Once we have a valid sample, we want to break it down into groups that are meaningful to our question. Put another way, we want to list possible outcomes that can answer the question at hand. In this case, we'd want to break our sample into two groups: male and female. Assuming that aliens either male or female, breaking them into these groups exhausts all possible outcomes for the sample.
With a sample, we can sort the set of possible outcomes using operations "and," "or," and "not". These ideas can easily confuse even MENSA members in large enough combinations, so we need to address these ideas carefully to the students.

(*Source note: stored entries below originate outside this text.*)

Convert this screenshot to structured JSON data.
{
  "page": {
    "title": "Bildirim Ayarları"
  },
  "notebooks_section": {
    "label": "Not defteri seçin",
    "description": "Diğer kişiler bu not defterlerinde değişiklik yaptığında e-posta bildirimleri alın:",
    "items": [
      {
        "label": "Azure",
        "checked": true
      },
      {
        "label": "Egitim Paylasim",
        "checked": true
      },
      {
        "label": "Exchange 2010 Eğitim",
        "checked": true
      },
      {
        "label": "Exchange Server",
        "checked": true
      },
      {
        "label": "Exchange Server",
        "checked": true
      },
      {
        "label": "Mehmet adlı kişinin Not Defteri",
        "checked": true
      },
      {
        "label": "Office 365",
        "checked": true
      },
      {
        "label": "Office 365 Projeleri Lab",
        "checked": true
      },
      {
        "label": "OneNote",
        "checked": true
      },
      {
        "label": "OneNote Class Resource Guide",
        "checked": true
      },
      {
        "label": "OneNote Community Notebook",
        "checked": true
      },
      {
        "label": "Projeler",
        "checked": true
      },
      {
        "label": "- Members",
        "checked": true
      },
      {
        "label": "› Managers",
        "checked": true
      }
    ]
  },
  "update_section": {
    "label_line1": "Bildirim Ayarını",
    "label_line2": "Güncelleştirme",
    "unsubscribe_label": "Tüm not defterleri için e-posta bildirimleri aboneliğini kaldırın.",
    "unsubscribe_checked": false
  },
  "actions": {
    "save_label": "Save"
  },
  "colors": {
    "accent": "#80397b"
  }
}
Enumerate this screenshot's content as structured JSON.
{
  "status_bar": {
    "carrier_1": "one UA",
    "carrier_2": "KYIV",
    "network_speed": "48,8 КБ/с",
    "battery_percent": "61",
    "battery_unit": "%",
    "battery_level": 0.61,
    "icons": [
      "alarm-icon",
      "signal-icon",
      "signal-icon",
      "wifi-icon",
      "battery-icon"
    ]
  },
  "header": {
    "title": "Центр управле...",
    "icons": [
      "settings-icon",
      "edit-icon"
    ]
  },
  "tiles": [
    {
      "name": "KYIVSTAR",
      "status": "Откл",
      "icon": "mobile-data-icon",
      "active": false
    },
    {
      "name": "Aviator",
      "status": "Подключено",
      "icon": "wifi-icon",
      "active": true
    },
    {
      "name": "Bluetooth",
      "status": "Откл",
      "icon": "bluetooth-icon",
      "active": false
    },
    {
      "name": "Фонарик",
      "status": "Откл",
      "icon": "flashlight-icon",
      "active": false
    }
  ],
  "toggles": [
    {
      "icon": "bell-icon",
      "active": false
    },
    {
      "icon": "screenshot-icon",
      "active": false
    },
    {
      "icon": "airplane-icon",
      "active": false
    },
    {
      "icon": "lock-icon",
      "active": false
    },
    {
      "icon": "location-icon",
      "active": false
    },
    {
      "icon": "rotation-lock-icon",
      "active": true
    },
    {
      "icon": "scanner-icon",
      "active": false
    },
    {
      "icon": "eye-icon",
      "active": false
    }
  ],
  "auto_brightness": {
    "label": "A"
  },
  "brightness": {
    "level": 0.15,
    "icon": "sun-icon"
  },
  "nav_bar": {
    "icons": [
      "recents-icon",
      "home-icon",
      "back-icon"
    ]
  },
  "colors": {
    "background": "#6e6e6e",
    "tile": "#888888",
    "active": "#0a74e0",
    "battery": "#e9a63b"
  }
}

Sometimes, we get indirect information about a sample, which means we have to sort it in a way that answers our question. We want to group the sample into those that do and do not have a certain characteristic. We also want to connect the idea that, just because they do not belong to one group doesn't automatically admit them to another group. For example, just because a Skittle is not orange doesn't mean it's green.
The "or" operator is a way to join sets of samples that are otherwise unrelated. Students should be able to recognize that this is a way of including two or more unrelated groups of outcomes. It represents the union and has the symbol ∪. Students can remember this because the ∪ symbol represents a ∪nion.

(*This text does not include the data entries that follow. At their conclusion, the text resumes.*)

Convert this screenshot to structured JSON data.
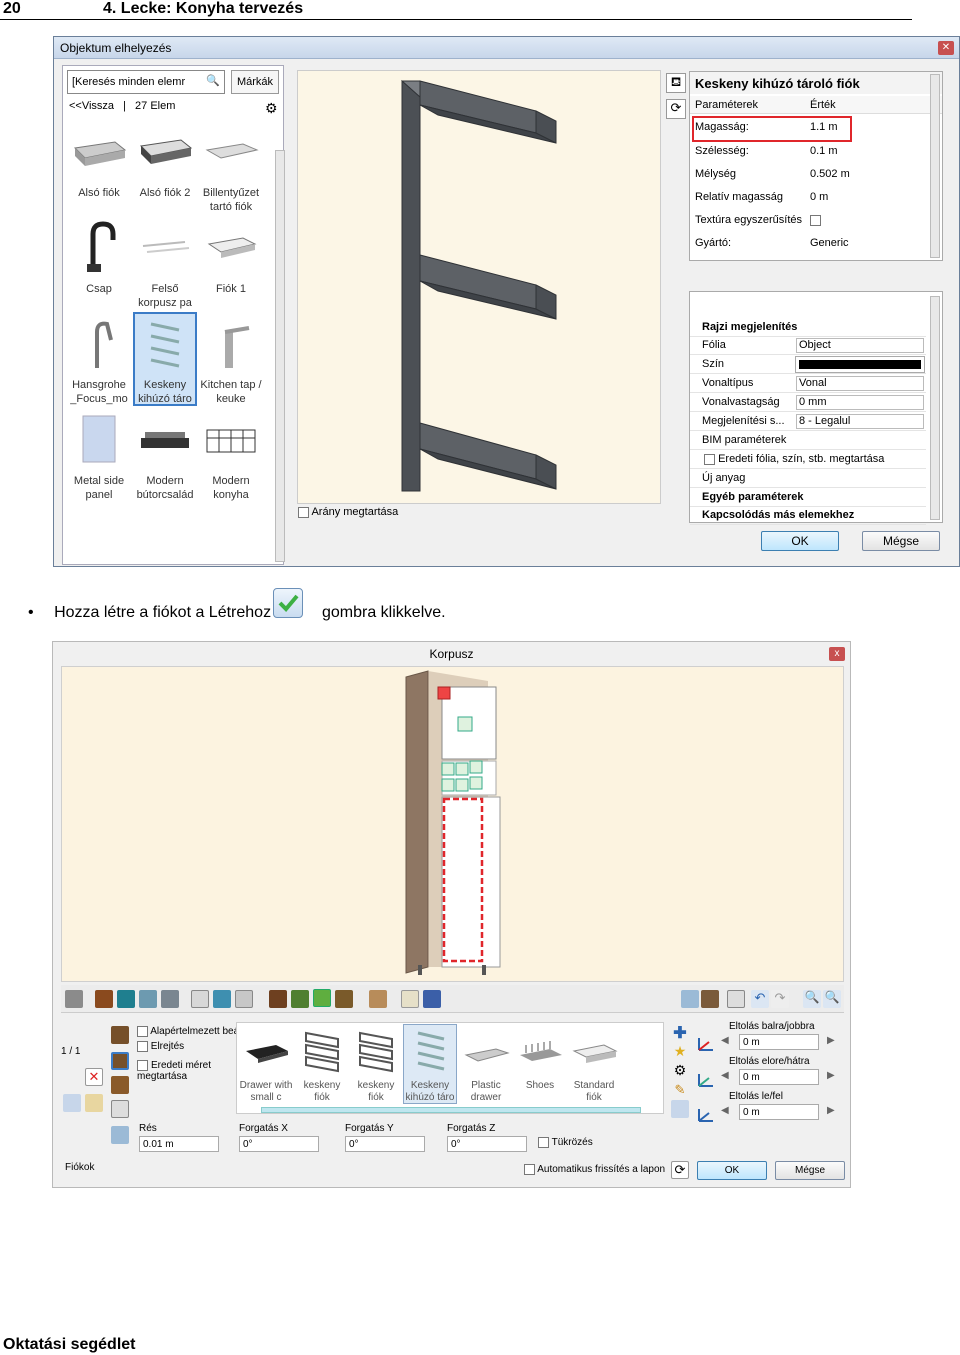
{
  "header": {
    "page_number": "20",
    "chapter": "4. Lecke: Konyha tervezés"
  },
  "footer": {
    "text": "Oktatási segédlet"
  },
  "dialog1": {
    "title": "Objektum elhelyezés",
    "search_placeholder": "[Keresés minden elemr",
    "brands_button": "Márkák",
    "back_link": "<<Vissza",
    "item_count": "27 Elem",
    "items": [
      "Alsó fiók",
      "Alsó fiók 2",
      "Billentyűzet tartó fiók",
      "Csap",
      "Felső korpusz pa",
      "Fiók 1",
      "Hansgrohe _Focus_mo",
      "Keskeny kihúzó táro",
      "Kitchen tap / keuke",
      "Metal side panel",
      "Modern bútorcsalád",
      "Modern konyha"
    ],
    "selected_item": "Keskeny kihúzó táro",
    "keep_ratio": "Arány megtartása",
    "prop_title": "Keskeny kihúzó tároló fiók",
    "prop_col_param": "Paraméterek",
    "prop_col_value": "Érték",
    "properties": [
      {
        "k": "Magasság:",
        "v": "1.1 m"
      },
      {
        "k": "Szélesség:",
        "v": "0.1 m"
      },
      {
        "k": "Mélység",
        "v": "0.502 m"
      },
      {
        "k": "Relatív magasság",
        "v": "0 m"
      },
      {
        "k": "Textúra egyszerűsítés",
        "v": ""
      },
      {
        "k": "Gyártó:",
        "v": "Generic"
      }
    ],
    "drawing_section": "Rajzi megjelenítés",
    "attributes": [
      {
        "k": "Fólia",
        "v": "Object"
      },
      {
        "k": "Szín",
        "v": ""
      },
      {
        "k": "Vonaltípus",
        "v": "Vonal"
      },
      {
        "k": "Vonalvastagság",
        "v": "0 mm"
      },
      {
        "k": "Megjelenítési s...",
        "v": "8 - Legalul"
      },
      {
        "k": "BIM paraméterek",
        "v": ""
      }
    ],
    "keep_original": "Eredeti fólia, szín, stb. megtartása",
    "new_material": "Új anyag",
    "other_params": "Egyéb paraméterek",
    "connections": "Kapcsolódás más elemekhez",
    "ok": "OK",
    "cancel": "Mégse"
  },
  "bullet": {
    "before": "Hozza létre a fiókot a Létrehoz",
    "after": "gombra klikkelve."
  },
  "dialog2": {
    "title": "Korpusz",
    "close": "x",
    "page_indicator": "1 / 1",
    "opt_default": "Alapértelmezett beáll",
    "opt_hide": "Elrejtés",
    "opt_keep_size": "Eredeti méret megtartása",
    "items": [
      "Drawer with small c",
      "keskeny fiók",
      "keskeny fiók",
      "Keskeny kihúzó táro",
      "Plastic drawer",
      "Shoes",
      "Standard fiók"
    ],
    "gap_label": "Rés",
    "gap_value": "0.01 m",
    "rot_x_label": "Forgatás X",
    "rot_x_value": "0°",
    "rot_y_label": "Forgatás Y",
    "rot_y_value": "0°",
    "rot_z_label": "Forgatás Z",
    "rot_z_value": "0°",
    "mirror": "Tükrözés",
    "shift_lr_label": "Eltolás balra/jobbra",
    "shift_lr_value": "0 m",
    "shift_fb_label": "Eltolás elore/hátra",
    "shift_fb_value": "0 m",
    "shift_ud_label": "Eltolás le/fel",
    "shift_ud_value": "0 m",
    "tab_label": "Fiókok",
    "auto_refresh": "Automatikus frissítés a lapon",
    "ok": "OK",
    "cancel": "Mégse"
  }
}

Meanwhile, the "and" operator is the evil twin of the "or" operator. The "and" operator also joins two sets of samples, but this time they must already be related by a common characteristic. In other words, so satisfy the "and" operator, two samples must have an intersection. This is given the symbol ∩, for i∩ntersection.
It's simple to visualize all three of these operators using Venn diagrams. Given a sample with two different sets of characteristics, you can sort them with either the "and" or the "or" operator and to get very different outcomes.
The "and" and "or" operators can also be combined with the "not" operator (which is given the tilde symbol, ~). This is an advanced idea that will almost certainly require a Venn diagram. Once you get to this point, just walk the students through the steps individually. For example, if you have a bag of red, green, and blue marbles, if a marble is not red or green, it is blue.
Since there are many ways to combine these operators to sort sets, you should walk your students through simple examples one at a time, building the complication step by step using Venn diagrams. Using different colors to represent the different groups can be instructive.
It's also easy to get caught up in the ambiguity of the individual operators as words. "Mrs. Applebottom, did you say 'or' or 'and'?" Writing the statements on the board may help to clarify some of the confusion as the students learn the concepts.
Finally, keep in mind that this information can be boring by nature. Choose an example sample (rhyme time) that your entire class can identify with, or their heads will be hitting their desks before you finish the third sentence. Consider introducing an entertaining sample before the topics to whet their appetites and grab their attention.